ZAMBOANGA, Philippines, 29 August 2005 — Philippine authorities suspect the Al-Qaeda-linked Abu Sayyaf group was behind yesterday’s ferry bombing that left at least 30 people wounded in Lamitan town on Basilan Island, a known terrorist stronghold in the southern Philippines.
Dozens were also hurt in the blast that tore through the lower deck of the ferry Dona Ramona at around 7 a.m. The island’s military chief Brig. Gen. Raymundo Ferrer said a box containing the explosives that caused the blast were left near the deck’s commissary where dozens of passengers were seated.
“It was a terror attack,” he said at a hospital in Lamitan where most the wounded were treated for third degree burns.
One of those injured, Pfc. Edwin Calinsag, said a young man sporting a pony-tail walked past him, left a box near the commissary and then hurriedly went out. The package later exploded and a ball of fire engulfed the lower deck, he said.
“I though he was just a port worker. He came down with the package and then went out, and there was a loud explosion and I saw the ball of fire and then smoke and everybody was screaming and running and crying.
“There was chaos and confusion and when the smoke cleared, there were people wounded, badly burned and down on the floor. I myself and my wife are also injured,” Calinsag, who was on a rest and recreation break, said.
At least 30 people were injured in the blast, said Philippine military spokesman Col. Buenaventura Pascual.
Officials said they were investigating what type of explosives were used in the attack, but there was strong smell of gunpowder inside the ferry, whose lower deck was destroyed by the powerful blast.
“Many of those wounded told police investigators that they smelled something like gunpowder after the explosion,” the spokesman of Basilan Gov. Chrisopher Puno said.
The ferry, bound for Zamboanga City, was picking up passengers in Lamitan when the bomb exploded.

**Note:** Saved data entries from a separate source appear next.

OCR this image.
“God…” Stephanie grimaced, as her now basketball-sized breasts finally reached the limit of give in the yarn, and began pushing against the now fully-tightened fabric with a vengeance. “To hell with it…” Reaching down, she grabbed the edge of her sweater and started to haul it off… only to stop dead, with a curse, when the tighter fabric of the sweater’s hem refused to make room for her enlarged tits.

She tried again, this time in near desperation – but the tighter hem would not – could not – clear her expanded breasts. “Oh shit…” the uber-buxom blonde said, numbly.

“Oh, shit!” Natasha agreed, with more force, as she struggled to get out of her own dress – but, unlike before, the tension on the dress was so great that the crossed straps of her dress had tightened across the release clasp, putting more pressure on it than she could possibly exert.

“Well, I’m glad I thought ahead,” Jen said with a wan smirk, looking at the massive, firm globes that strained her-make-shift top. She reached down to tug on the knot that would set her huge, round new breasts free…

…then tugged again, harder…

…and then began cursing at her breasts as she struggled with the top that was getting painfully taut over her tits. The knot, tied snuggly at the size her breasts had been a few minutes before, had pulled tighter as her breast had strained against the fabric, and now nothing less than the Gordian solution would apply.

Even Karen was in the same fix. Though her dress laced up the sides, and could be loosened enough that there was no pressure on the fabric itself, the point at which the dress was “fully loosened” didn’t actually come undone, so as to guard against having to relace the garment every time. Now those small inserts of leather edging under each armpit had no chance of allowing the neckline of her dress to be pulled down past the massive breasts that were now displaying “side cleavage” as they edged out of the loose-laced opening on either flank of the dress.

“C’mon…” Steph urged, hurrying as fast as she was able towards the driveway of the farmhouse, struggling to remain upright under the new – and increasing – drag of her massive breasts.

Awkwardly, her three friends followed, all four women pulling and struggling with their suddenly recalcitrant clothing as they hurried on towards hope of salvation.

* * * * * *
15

The attack occurred just two days after Philippine military chief Gen. Generoso Senga inspected troops in the southern Philippines and vowed an intensified antiterror campaign in the troubled southern region, where security forces are fighting members of the Abu Sayyaf group.
Senga ordered Friday a major offensive against the Abu Sayyaf group, blamed for a series of bombings and attacks on civilian target on the main Mindanao Island, and also an intensified hunt for members of the Indonesian terror group Jemaah Islamiah, believed hiding in the jungles of central Mindanao.
“We are intensifying our operation against the Abu Sayyaf and the Jemaah Islamiah,” Senga told reporters.
Senga earlier deployed 400 Marines in areas where the Abu Sayyaf are actively operating. Troops are fighting Abu Sayyaf militants on Jolo Island and in Maguindanao province, where 10 soldiers were wounded in clashes last week.
He said the operation was part of the government’s antiterror campaign. The Abu Sayyaf was also blamed for two bombings in Zamboanga City this month that wounded 26 people.
The United States listed the Abu Sayyaf as a foreign terrorist organization and froze it assets abroad. Washington also offered as much as $5 million bounty for the capture of known Abu Sayyaf leaders, including Janjalani for the killing of two kidnapped US citizens in 2002 in the southern Philippines.
Last week, US Embassy officials visited Lamitan port to inaugurate improvement work on the wharf, funded through US development assistance package worth 21 million pesos ($375,000).